As an example, Hecker said that the Ukrainians “were trying to figure out how to track all these one-way UAVs that Russia is putting in the theater.”

Such kamikaze drones “come in at 100 feet [altitude], and you can’t see them with a regular radar because you don’t have line-of-sight over the horizon because of the curvature of the Earth,” Hecker said. “Two guys from Ukraine–doctors–came and briefed me at Ramstein [Air Base, Germany]. They did this in their garage with their own money and made this happen. What did they do? They grabbed 8,000 cell phones, and they put them on a six foot pole, and they put them all around Ukraine and put a microphone next to it so they could hear the one-way UAVs coming overhead. It cost $500.”

“They were able to get headings and velocity of these things [Russian kamikaze drones], and then they put that into a computer system that went out to 200 mobile training units that had AAA [anti-aircraft artillery], and they’d train a guy for six hours to sit in the AAA and look at an iPad that would show where the UAVs were coming in,” he said. “They had 84 [Russian kamikaze drones] that came in the other day. They tracked all 84. They shot down 80 with AAA. That’s on the right side of the cost curve, as opposed to shooting them down with Patriots and SM-2 missiles.”

Hecker contrasted the Ukrainian approach with that of the U.S. in countering an Oct. 18 Houthi attack using cruise missiles and kamikaze drones against Israel. The Arleigh Burke-class destroyer, USS Carney (DDG-64) used Standard Missile-2s (SM-2s) to shoot down over the Red Sea the three cruise missiles and the drones launched from Houthi-controlled territory in Yemen, DoD said.

RTX [RTX] builds the Patriot and the Standard Missile family.

On Oct. 18, 21 Houthi-employed kamikaze drones “came over at $7,000 apiece, and we shot them down with $700,000 SM-2 missiles,” Hecker said on Feb. 13. “That is not the right side of the cost curve. We need to be thinking this way as well. Can we get some low-cost things to take down what we know is gonna be one-way UAVs coming our way? AAA, directed energy, things with a deep magazine, microwave–there are a bunch of things out there, but we need to think about that to protect ourselves against that threat that’s gonna come in swarms.”

While some countries in the 31-nation NATO alliance find a buy of the Lockheed Martin [LMT] F-35 beyond their budget, “they can all afford a $10,000 UAV,” Hecker said.
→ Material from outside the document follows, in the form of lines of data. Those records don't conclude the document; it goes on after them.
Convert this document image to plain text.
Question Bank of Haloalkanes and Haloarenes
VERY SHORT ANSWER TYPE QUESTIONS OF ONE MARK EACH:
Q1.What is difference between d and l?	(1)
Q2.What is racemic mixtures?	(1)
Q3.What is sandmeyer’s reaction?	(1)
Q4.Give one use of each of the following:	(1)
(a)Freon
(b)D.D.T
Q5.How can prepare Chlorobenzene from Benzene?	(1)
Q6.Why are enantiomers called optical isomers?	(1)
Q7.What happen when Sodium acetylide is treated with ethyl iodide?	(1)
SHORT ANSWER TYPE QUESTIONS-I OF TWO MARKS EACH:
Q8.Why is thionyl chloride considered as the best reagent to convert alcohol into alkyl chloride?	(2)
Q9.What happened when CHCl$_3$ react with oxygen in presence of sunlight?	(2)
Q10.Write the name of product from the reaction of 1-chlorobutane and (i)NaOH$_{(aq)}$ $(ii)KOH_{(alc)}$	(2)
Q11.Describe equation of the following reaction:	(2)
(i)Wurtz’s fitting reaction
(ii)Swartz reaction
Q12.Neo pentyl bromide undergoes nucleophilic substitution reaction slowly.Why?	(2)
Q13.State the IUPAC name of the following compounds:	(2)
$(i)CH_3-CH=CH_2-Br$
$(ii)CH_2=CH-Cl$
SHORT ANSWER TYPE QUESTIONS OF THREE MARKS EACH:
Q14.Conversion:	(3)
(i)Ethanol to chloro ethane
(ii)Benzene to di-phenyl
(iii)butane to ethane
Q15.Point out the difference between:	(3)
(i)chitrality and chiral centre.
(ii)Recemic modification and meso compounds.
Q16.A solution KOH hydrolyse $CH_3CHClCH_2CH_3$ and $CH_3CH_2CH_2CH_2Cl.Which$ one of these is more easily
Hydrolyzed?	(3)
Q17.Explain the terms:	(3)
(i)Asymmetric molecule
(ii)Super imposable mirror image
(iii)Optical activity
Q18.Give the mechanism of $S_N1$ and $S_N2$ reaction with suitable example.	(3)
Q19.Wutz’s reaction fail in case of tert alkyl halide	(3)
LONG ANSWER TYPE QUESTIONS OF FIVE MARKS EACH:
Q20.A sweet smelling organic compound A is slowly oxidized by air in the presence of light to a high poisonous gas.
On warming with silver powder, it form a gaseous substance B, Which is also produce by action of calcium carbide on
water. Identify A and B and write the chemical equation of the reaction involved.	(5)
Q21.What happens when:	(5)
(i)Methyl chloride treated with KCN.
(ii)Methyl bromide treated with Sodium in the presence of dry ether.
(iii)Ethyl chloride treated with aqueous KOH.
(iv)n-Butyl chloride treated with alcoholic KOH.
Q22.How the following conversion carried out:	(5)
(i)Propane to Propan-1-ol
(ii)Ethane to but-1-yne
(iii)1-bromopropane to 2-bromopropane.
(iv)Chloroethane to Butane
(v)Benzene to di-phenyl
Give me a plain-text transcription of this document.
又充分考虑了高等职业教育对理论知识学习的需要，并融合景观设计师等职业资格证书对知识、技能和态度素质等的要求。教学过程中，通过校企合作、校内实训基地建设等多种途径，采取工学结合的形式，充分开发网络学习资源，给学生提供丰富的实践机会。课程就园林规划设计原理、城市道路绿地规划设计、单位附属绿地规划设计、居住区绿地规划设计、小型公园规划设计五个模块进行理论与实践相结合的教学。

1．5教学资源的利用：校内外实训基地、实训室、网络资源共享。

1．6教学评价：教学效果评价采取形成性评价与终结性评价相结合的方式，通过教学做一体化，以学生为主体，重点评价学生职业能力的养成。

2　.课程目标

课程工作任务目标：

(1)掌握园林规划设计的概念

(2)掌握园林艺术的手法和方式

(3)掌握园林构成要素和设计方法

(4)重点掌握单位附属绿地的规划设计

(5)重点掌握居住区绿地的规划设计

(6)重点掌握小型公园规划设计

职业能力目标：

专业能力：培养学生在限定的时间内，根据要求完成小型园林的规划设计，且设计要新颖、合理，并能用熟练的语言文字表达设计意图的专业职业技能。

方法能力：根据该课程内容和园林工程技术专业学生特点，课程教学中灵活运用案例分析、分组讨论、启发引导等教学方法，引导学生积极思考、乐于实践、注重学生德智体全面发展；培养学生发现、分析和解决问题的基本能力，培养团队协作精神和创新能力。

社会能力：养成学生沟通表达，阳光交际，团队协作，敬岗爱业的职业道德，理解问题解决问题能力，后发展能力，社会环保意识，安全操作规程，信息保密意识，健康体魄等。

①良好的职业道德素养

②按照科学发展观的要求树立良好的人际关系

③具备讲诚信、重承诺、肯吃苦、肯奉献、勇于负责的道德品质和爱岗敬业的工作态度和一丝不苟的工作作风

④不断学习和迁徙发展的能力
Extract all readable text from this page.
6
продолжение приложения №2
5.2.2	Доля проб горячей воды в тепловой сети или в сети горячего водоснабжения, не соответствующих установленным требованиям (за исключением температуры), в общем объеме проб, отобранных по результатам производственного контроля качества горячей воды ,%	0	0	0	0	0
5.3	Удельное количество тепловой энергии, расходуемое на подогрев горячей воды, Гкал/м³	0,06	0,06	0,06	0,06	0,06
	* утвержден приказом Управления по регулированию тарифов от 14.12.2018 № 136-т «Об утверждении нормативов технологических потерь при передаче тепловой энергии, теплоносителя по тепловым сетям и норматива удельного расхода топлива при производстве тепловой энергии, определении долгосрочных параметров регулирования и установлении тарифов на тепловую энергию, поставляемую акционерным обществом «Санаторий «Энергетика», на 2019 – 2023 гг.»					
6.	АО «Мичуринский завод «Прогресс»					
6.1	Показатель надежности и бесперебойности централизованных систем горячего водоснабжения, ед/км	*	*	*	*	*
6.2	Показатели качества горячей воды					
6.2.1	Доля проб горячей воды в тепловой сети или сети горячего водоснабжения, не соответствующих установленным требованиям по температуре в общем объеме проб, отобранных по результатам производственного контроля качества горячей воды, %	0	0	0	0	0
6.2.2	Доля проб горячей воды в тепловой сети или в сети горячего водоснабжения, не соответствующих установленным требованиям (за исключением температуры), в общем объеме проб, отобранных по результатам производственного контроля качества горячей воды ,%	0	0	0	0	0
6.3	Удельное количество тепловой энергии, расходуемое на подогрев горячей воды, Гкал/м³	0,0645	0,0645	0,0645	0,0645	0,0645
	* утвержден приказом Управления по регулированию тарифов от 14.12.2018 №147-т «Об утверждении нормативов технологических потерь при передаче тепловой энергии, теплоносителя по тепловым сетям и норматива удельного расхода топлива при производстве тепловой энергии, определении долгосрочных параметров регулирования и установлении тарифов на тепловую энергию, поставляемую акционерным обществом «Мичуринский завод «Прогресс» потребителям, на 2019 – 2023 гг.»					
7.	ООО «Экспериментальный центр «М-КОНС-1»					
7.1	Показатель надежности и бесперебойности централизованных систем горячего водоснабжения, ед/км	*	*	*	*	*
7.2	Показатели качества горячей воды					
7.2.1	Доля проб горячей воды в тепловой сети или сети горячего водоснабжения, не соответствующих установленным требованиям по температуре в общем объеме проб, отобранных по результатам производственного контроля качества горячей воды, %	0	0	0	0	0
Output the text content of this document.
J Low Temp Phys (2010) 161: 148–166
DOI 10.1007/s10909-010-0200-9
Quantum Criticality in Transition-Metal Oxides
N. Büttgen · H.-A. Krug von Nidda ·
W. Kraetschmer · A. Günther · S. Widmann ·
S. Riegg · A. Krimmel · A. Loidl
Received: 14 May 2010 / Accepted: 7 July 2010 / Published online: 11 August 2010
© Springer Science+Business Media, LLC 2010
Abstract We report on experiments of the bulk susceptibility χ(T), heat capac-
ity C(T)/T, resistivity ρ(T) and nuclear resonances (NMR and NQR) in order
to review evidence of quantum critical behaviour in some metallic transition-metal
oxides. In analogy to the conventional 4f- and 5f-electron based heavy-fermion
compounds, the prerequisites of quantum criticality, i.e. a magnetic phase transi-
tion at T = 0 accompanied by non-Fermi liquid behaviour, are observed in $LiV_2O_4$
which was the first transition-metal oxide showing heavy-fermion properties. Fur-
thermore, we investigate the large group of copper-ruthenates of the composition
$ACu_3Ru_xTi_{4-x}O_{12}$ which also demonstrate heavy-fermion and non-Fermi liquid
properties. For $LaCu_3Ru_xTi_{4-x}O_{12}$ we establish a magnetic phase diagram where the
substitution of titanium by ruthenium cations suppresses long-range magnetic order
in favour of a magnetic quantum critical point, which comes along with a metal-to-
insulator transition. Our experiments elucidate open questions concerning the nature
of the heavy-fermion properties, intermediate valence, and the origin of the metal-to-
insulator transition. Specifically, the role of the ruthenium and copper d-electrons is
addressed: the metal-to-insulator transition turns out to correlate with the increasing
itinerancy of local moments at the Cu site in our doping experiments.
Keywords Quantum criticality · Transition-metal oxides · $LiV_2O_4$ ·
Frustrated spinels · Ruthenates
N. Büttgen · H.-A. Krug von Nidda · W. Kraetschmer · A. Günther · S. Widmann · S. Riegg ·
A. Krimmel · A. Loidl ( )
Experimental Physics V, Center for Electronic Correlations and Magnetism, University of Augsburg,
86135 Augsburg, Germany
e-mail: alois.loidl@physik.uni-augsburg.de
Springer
“If we start doing the same thing, we’ll get 15 other partners involved,” he said. “They can launch and put a bunch of these–if we have to–across into Russia, and now we can empty their [Russian] magazines where they’re taking SA-21s, 22s, and 23s [surface-to-air missiles] going after $10,000 one-way UAVs that our partners produced, and it cost us no money because they [U.S. NATO allies] wanted to be part of the war and deterrence.”